GUARDA IL SERVIZIO VIDEO. Nonostante le polemiche e la bufera che negli Stati Uniti stanno investendo l’ICE, il tema arriva anche nel dibattito politico udinese. A innescarlo è stato un post pubblicato sui social dal consigliere comunale di Fratelli d’Italia Antonio Pittioni, che ha invocato la creazione di una forza di polizia ispirata a quel modello anche nel nostro Paese.

«La vorresti una ICE Police italiana che tuteli i cittadini?», ha scritto Pittioni, spiegando poi nei commenti di immaginare un corpo speciale, distinto dalle forze dell’ordine esistenti, con competenze specifiche e senza sovrapposizioni. Secondo il consigliere, una simile struttura, «nel pieno rispetto della Costituzione», servirebbe a contrastare l’illegalità diffusa, prevenire situazioni di degrado e aumentare la sicurezza nelle città.

«Ho posto a titolo personale una domanda politica legittima», ha dichiarato a Telefriuli, chiarendo di non aver mai invocato l’operato dell’ICE statunitense in Italia, ma l’ipotesi di un corpo “totalmente a sé”, pensato per il contesto italiano.

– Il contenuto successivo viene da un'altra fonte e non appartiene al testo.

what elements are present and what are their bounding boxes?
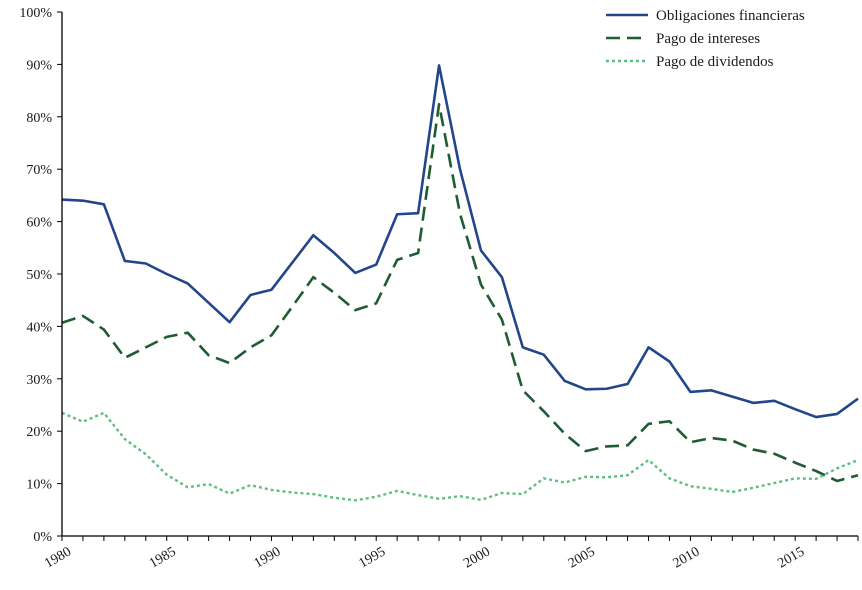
legend-label-3: Pago de dividendos xyxy=(656,54,774,70)
x-tick-label: 1980 xyxy=(42,544,74,571)
x-tick-label: 1985 xyxy=(147,544,179,571)
y-tick-label: 0% xyxy=(33,530,52,545)
series-line-2 xyxy=(61,102,859,483)
series-line-3 xyxy=(61,411,859,502)
legend-label-2: Pago de intereses xyxy=(656,31,760,47)
legend-label-1: Obligaciones financieras xyxy=(656,8,805,24)
y-tick-label: 70% xyxy=(26,163,52,178)
y-tick-label: 50% xyxy=(26,268,52,283)
x-tick-label: 1995 xyxy=(356,544,388,571)
y-axis-ticks: 0% 10% 20% 30% 40% 50% 60% 70% 80% 90% 100% xyxy=(19,6,62,545)
x-tick-label: 2015 xyxy=(775,544,807,571)
series-layer xyxy=(61,64,859,502)
y-tick-label: 40% xyxy=(26,320,52,335)
y-tick-label: 10% xyxy=(26,478,52,493)
x-tick-label: 1990 xyxy=(252,544,284,571)
x-tick-label: 2010 xyxy=(671,544,703,571)
y-tick-label: 60% xyxy=(26,216,52,231)
x-axis-ticks: 1980 1985 1990 1995 2000 2005 2010 2015 xyxy=(42,536,859,571)
legend: Obligaciones financieras Pago de interese… xyxy=(606,8,805,70)
x-tick-label: 2005 xyxy=(566,544,598,571)
y-tick-label: 30% xyxy=(26,373,52,388)
y-tick-label: 100% xyxy=(19,6,52,21)
y-tick-label: 90% xyxy=(26,58,52,73)
series-line-1 xyxy=(61,64,859,419)
y-tick-label: 20% xyxy=(26,425,52,440)
x-tick-label: 2000 xyxy=(461,544,493,571)
y-tick-label: 80% xyxy=(26,111,52,126)
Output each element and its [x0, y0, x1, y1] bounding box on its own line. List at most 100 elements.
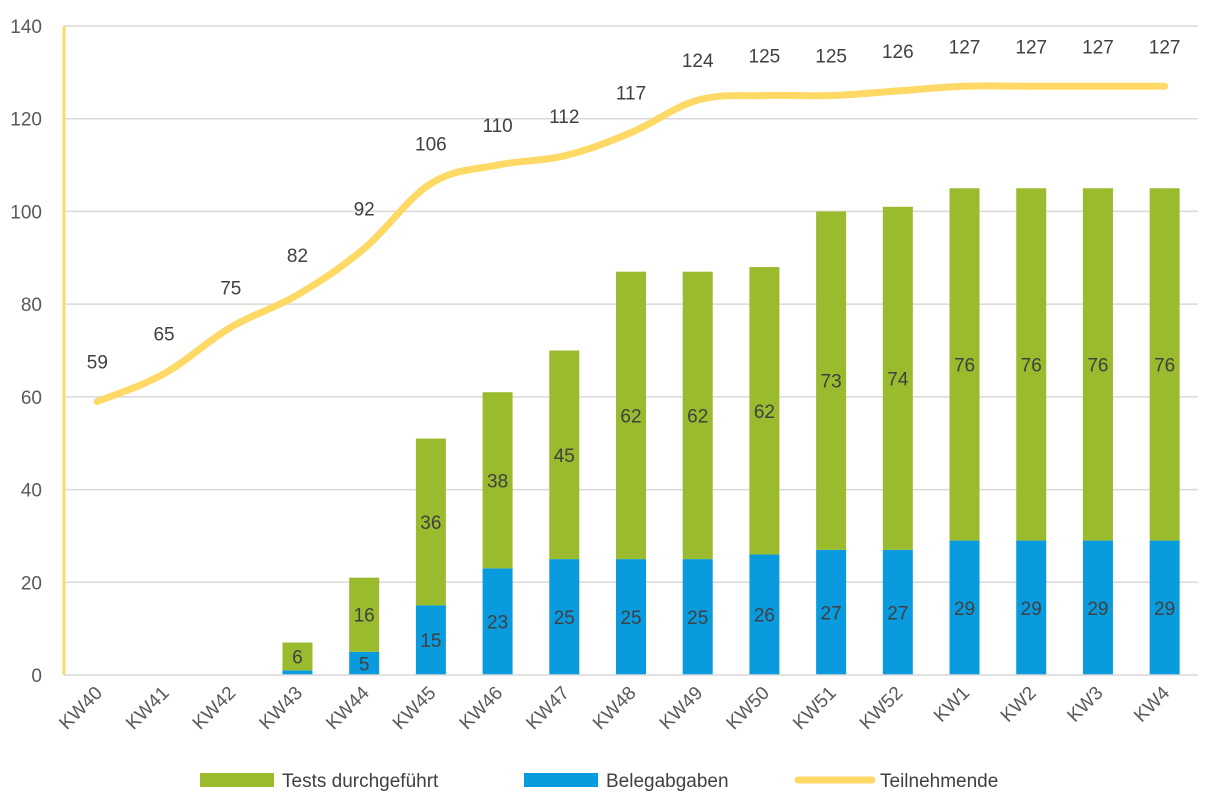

Una lettura che non convince l’opposizione. Il consigliere Andrea Di Lenardo (AVS–Possibile) ha chiesto alla destra di prendere le distanze da Pittioni, accusandolo di richiamare implicitamente il modello della “milizia di Trump” e di legittimare un’impostazione securitaria estrema.

La replica del consigliere di Fratelli d’Italia non si è fatta attendere. Pittioni ha respinto le accuse, affermando di «non accettare lezioni da chi delegittima costantemente le forze dell’ordine e ne mette in discussione il ruolo».

Nel dibattito è intervenuto anche l’assessore comunale alla Cultura Federico Pirone, che ha liquidato l’ipotesi con una battuta destinata a far discutere: «Sarebbe come assoldare CasaPound», ha commentato, segnando una netta distanza dalla proposta.